A-kinase anchor protein 13 is a protein that in humans is encoded by the AKAP13 gene. This protein is also called AKAP-Lbc because it encodes the lymphocyte blast crisis (Lbc) oncogene, and ARHGEF13/RhoGEF13 because it contains a guanine nucleotide exchange factor (GEF) domain for the RhoA small GTP-binding protein.

Function 
A-kinase anchor protein 13/Rho guanine nucleotide exchange factor 13 is guanine nucleotide exchange factor (GEF) for the RhoA small GTPase protein. Rho is a small GTPase protein that is inactive when bound to the guanine nucleotide GDP. But when acted on by Rho GEF proteins such as AKAP13, this GDP is released and replaced by GTP, leading to the active state of Rho. In this active, GTP-bound conformation, Rho can bind to and activate specific effector proteins and enzymes to regulate cellular functions. In particular, active Rho is a major regulator of the cell actin cytoskeleton.
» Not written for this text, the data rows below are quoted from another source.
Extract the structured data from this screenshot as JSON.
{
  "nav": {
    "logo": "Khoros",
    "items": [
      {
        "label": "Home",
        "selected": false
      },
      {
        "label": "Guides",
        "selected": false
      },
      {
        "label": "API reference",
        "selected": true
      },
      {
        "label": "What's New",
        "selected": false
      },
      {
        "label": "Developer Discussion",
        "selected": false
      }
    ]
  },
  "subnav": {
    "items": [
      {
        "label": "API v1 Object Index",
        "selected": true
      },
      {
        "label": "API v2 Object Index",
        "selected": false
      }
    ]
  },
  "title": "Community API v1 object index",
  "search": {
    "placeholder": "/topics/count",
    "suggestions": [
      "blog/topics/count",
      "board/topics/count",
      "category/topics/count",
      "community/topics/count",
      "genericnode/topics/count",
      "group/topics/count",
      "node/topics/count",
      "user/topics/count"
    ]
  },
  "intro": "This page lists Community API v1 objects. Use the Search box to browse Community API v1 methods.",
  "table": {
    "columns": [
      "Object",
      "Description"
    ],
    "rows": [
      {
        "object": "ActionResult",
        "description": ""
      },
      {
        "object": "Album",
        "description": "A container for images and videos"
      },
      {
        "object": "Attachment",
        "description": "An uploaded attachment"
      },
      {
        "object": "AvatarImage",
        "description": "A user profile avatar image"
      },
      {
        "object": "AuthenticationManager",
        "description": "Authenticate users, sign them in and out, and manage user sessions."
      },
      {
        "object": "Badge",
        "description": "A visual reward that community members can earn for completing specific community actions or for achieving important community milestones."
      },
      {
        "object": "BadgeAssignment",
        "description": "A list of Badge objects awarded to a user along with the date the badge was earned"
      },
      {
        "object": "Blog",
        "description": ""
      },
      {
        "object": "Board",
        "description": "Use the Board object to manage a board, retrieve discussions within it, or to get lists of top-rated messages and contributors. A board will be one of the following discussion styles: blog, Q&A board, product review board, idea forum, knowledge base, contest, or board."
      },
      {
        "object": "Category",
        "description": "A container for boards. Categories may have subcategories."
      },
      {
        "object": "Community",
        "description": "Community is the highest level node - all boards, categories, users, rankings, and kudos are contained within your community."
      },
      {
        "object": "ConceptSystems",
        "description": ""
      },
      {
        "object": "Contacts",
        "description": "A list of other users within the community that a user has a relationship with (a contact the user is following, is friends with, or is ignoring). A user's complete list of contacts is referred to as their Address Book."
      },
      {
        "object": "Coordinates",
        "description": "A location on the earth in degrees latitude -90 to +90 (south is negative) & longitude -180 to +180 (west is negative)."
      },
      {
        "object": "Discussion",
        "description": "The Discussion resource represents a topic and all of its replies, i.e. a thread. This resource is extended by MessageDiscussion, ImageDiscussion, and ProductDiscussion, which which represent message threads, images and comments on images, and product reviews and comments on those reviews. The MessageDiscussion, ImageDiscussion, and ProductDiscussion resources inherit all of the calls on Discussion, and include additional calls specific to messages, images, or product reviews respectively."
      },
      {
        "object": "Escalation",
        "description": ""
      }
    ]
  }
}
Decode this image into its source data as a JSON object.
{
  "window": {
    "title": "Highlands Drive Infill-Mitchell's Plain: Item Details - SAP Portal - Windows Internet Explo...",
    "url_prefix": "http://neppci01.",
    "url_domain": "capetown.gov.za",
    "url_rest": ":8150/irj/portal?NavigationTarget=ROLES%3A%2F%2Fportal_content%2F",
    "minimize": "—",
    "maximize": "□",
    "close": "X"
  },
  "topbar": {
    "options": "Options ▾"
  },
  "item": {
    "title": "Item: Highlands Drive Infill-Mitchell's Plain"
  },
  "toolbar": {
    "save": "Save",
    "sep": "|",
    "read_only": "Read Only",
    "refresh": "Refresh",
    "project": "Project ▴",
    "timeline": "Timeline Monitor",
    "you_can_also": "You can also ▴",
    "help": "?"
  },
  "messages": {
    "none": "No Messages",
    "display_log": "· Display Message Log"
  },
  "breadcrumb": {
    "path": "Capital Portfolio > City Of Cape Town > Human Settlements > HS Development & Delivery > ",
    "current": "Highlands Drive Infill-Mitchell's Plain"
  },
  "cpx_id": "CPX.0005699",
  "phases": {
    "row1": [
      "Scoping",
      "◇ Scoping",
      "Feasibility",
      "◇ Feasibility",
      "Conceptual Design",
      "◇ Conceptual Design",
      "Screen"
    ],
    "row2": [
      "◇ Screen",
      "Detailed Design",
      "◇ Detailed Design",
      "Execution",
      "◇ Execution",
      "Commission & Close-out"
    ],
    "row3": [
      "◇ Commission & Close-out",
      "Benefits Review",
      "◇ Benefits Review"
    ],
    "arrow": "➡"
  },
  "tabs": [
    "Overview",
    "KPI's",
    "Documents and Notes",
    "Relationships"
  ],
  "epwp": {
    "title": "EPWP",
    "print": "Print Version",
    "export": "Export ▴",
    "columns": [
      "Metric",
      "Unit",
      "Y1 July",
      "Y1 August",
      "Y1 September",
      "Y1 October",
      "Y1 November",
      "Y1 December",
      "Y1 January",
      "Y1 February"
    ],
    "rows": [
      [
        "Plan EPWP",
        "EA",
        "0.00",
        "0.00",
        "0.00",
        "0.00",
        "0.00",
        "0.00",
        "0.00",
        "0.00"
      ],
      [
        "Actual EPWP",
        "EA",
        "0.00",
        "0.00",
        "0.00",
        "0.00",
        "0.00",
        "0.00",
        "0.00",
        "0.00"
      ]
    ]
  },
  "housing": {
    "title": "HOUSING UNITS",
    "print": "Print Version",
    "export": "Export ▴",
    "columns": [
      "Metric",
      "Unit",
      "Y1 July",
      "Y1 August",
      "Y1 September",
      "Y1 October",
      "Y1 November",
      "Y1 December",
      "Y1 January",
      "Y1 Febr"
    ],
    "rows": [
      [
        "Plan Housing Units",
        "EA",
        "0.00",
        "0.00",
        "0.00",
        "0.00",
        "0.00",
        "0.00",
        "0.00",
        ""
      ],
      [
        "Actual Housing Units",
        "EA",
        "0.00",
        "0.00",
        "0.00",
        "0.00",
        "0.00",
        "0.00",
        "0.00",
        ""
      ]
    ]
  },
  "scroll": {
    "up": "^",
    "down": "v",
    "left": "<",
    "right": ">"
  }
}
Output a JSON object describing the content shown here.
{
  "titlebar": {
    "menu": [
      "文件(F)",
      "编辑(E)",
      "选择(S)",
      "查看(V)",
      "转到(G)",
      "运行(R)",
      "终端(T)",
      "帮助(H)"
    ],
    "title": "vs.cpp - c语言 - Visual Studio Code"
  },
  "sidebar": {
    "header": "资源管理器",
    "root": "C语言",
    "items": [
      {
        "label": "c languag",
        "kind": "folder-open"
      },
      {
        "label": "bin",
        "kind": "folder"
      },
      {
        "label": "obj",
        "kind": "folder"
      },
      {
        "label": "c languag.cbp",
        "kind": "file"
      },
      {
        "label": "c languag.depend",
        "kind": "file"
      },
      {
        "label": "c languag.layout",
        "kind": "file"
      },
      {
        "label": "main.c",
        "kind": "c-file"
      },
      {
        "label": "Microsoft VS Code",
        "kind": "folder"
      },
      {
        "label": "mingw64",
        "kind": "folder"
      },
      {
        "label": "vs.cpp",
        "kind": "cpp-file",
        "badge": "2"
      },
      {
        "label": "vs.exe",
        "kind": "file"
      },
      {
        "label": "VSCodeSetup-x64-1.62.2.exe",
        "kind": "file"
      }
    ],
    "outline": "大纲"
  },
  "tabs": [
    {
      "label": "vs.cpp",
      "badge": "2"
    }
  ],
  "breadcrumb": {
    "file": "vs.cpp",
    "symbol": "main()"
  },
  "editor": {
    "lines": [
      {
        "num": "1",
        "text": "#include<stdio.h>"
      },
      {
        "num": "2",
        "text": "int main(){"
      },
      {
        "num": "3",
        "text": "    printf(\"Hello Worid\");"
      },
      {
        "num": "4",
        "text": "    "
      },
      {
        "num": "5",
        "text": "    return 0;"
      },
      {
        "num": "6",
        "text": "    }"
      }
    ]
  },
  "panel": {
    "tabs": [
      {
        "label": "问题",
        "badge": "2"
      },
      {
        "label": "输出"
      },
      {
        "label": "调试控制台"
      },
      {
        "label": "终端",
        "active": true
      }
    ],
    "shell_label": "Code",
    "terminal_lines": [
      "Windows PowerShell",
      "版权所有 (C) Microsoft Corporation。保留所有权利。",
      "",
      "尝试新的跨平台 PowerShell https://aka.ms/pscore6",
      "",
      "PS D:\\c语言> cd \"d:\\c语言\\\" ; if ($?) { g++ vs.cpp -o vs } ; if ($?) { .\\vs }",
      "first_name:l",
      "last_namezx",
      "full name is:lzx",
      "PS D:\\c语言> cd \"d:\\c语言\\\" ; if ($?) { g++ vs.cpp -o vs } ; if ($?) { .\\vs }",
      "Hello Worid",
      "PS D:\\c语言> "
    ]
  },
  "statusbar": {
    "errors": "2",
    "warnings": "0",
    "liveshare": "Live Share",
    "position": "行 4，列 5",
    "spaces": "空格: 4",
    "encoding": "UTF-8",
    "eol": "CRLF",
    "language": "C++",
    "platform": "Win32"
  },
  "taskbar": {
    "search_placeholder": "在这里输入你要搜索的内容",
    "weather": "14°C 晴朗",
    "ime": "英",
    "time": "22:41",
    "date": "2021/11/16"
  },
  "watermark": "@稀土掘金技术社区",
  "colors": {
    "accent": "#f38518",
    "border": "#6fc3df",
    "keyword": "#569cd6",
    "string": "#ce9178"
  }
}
AKAP13 is a member of a group of four RhoGEF proteins known to be activated by G protein coupled receptors coupled to the  G12 and G13 heterotrimeric G proteins. The others are ARHGEF1 (also known as p115-RhoGEF), ARHGEF11 (also known as PDZ-RhoGEF), and ARHGEF12 (also known as LARG).  GPCR-regulated AKAP13 (and these related GEF proteins) acts as an effector for G12 and G13 G proteins. Unlike the other three members, AKAP13 does not function as RGS family GTPase-activating proteins (GAPs) to increase the rate of GTP hydrolysis of G12/G13 alpha proteins.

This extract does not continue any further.